Случилось так, что Мари, до сей поры даже никогда не помышлявшая скрывать свои мысли, пришла к выводу, что в некоторых случаях девушка должна не то чтобы лгать, но, по крайней мере, отвечать уклончиво, пряча свои чувства за самыми избитыми фразами.
— Но мне кажется, — ответила девушка молодому барону, — что вы достаточно для этого потрудились.
Затем, не давая ему времени подумать над ее словами, что могло повернуть их разговор в скользкое русло, она продолжала:
— Ну, посмотрим, сможете ли вы доказать, что ваш аппетит так сильно разыгрался, как вы недавно утверждали, если съедите это крылышко.

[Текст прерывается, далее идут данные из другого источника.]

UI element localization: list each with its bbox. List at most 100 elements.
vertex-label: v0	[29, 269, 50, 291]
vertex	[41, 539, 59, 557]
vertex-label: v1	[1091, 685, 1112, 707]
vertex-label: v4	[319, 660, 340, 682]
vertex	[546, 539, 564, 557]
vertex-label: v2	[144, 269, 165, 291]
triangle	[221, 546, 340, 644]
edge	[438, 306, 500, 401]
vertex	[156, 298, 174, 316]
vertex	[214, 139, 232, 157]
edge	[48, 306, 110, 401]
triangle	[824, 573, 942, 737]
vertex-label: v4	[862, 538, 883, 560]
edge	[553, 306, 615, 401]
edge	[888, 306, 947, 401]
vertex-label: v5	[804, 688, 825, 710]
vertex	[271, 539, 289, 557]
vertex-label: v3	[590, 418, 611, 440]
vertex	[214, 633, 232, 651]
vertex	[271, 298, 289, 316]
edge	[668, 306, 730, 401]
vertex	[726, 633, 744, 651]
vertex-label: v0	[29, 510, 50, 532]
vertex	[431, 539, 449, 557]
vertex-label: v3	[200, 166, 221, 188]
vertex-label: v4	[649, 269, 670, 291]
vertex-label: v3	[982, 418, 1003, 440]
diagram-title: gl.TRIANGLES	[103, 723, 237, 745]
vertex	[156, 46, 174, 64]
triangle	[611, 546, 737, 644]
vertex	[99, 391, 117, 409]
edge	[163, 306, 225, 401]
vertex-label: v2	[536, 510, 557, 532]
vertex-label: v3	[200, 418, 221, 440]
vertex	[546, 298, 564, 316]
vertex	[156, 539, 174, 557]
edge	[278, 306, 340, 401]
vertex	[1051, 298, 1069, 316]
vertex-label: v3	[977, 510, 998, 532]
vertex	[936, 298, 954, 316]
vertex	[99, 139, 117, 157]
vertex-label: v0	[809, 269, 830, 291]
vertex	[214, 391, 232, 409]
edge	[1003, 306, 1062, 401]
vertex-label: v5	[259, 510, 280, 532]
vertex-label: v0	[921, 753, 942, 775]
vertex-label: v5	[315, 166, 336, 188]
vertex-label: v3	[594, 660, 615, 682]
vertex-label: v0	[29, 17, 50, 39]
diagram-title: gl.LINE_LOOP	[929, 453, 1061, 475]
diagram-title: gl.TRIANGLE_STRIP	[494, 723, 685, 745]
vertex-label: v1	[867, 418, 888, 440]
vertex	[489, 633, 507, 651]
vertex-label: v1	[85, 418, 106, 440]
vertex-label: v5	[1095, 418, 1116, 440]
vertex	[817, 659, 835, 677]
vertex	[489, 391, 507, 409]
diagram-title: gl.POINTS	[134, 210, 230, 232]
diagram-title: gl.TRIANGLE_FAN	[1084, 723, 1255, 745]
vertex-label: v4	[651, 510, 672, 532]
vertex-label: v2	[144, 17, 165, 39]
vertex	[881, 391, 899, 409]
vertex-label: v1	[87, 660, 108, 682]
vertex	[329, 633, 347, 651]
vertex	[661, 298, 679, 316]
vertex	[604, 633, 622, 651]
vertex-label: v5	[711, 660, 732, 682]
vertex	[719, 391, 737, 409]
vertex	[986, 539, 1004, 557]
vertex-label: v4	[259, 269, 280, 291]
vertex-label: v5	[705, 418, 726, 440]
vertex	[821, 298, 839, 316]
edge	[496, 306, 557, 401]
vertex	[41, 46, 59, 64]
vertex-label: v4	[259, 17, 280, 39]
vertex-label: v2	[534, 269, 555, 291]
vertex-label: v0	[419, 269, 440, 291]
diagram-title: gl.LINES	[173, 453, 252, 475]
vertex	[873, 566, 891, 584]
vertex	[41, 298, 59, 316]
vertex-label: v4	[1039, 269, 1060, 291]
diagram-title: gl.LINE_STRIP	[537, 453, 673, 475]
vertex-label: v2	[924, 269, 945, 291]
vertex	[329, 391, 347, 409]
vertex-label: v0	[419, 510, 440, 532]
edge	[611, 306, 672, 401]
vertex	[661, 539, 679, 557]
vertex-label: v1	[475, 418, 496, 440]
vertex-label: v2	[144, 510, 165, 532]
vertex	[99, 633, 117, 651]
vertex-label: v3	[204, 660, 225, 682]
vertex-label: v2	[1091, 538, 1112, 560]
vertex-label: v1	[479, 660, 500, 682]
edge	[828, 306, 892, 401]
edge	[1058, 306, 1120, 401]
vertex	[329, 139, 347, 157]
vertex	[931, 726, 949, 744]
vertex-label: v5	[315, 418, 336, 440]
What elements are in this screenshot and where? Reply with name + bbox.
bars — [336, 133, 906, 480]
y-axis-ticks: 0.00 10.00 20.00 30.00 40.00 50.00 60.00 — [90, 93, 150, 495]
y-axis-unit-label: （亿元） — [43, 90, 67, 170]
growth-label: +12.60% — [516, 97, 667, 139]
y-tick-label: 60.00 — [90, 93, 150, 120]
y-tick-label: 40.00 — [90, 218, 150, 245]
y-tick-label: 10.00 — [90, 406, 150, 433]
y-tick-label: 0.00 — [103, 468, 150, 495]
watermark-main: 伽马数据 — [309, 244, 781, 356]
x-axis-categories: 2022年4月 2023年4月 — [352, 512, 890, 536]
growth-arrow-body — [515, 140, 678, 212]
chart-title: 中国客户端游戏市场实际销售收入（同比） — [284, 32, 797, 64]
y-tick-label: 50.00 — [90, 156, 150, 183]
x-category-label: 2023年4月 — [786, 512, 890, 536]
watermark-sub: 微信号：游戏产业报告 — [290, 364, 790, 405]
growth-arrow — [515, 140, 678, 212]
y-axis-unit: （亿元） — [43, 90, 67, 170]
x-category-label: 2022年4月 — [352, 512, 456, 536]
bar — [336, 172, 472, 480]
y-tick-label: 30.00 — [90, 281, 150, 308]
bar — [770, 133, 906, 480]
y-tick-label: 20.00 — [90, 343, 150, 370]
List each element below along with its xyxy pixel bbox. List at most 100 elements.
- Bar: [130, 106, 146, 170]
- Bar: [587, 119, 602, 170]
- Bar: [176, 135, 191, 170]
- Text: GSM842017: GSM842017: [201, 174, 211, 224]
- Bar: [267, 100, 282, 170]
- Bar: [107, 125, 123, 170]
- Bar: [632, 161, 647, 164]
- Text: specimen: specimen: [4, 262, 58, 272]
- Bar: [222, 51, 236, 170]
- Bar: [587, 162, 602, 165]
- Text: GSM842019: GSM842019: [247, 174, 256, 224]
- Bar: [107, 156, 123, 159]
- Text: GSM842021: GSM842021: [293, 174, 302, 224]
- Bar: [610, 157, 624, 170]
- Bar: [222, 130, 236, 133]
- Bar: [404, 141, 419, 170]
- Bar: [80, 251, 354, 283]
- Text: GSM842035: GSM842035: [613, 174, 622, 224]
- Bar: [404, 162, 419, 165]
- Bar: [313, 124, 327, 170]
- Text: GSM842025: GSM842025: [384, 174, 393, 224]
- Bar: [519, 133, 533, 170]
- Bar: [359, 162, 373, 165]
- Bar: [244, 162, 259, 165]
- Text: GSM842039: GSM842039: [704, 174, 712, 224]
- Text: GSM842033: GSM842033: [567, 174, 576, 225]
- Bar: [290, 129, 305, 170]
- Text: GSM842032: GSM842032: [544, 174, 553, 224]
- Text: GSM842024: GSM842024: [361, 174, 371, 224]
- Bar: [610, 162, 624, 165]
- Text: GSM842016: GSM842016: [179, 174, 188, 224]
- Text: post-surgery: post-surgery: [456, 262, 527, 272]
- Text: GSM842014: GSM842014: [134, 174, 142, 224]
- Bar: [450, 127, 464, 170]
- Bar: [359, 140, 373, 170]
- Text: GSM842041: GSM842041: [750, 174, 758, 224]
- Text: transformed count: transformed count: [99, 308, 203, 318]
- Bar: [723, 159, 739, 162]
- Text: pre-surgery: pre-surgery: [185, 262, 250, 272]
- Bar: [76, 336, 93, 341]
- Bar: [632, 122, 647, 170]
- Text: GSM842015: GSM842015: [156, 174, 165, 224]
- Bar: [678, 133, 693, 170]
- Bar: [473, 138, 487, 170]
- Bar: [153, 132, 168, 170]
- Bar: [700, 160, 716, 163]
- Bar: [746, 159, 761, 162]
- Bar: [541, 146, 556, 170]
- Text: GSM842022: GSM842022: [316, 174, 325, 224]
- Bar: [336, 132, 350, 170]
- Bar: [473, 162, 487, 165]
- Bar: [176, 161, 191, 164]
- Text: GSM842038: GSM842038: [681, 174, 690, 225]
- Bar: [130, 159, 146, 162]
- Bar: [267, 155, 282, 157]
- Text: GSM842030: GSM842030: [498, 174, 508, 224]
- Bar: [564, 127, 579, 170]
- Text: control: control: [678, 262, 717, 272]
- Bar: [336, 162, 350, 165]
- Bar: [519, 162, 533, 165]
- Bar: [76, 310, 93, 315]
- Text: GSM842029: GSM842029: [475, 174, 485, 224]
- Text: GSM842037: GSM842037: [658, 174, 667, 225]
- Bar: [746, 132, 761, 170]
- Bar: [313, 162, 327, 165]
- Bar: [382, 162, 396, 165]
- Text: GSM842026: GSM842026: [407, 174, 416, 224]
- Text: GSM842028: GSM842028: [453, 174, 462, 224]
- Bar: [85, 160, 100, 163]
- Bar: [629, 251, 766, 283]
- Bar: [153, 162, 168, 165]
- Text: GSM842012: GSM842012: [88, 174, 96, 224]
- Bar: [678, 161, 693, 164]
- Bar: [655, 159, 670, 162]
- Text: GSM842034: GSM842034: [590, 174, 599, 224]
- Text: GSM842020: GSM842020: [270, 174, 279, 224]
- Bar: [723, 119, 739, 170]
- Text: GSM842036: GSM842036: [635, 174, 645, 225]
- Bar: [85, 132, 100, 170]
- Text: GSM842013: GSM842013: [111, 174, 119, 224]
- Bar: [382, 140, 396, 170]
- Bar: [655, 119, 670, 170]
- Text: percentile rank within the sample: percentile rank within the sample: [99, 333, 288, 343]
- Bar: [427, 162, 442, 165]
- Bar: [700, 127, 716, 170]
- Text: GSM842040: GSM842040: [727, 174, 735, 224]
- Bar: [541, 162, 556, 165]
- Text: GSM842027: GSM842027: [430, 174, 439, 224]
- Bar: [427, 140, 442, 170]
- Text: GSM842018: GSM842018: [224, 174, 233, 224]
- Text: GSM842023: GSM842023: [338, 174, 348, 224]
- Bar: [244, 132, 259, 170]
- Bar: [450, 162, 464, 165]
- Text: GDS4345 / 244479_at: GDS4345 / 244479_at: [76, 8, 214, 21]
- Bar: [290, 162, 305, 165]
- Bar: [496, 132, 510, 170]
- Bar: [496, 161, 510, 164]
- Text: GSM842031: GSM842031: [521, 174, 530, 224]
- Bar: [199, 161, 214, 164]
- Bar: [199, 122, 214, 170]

— Но, мадемуазель, — простодушно ответил Мишель, — я уже объелся!
— О! Какой же вы плохой едок! Исполните мое желание или я уйду, ибо пришла я сюда только затем, чтобы вам услужить!
— Мадемуазель, — произнес Мишель, протягивая к Мари обе руки, в одной зажав вилку, а в другой — кусочек хлеба, — мадемуазель, вы не совершите такой жестокости по отношению ко мне! О! Если бы вы знали, как мне было грустно и каким несчастным человеком я себя считал, пока в течение целых двух часов находился здесь в полном одиночестве!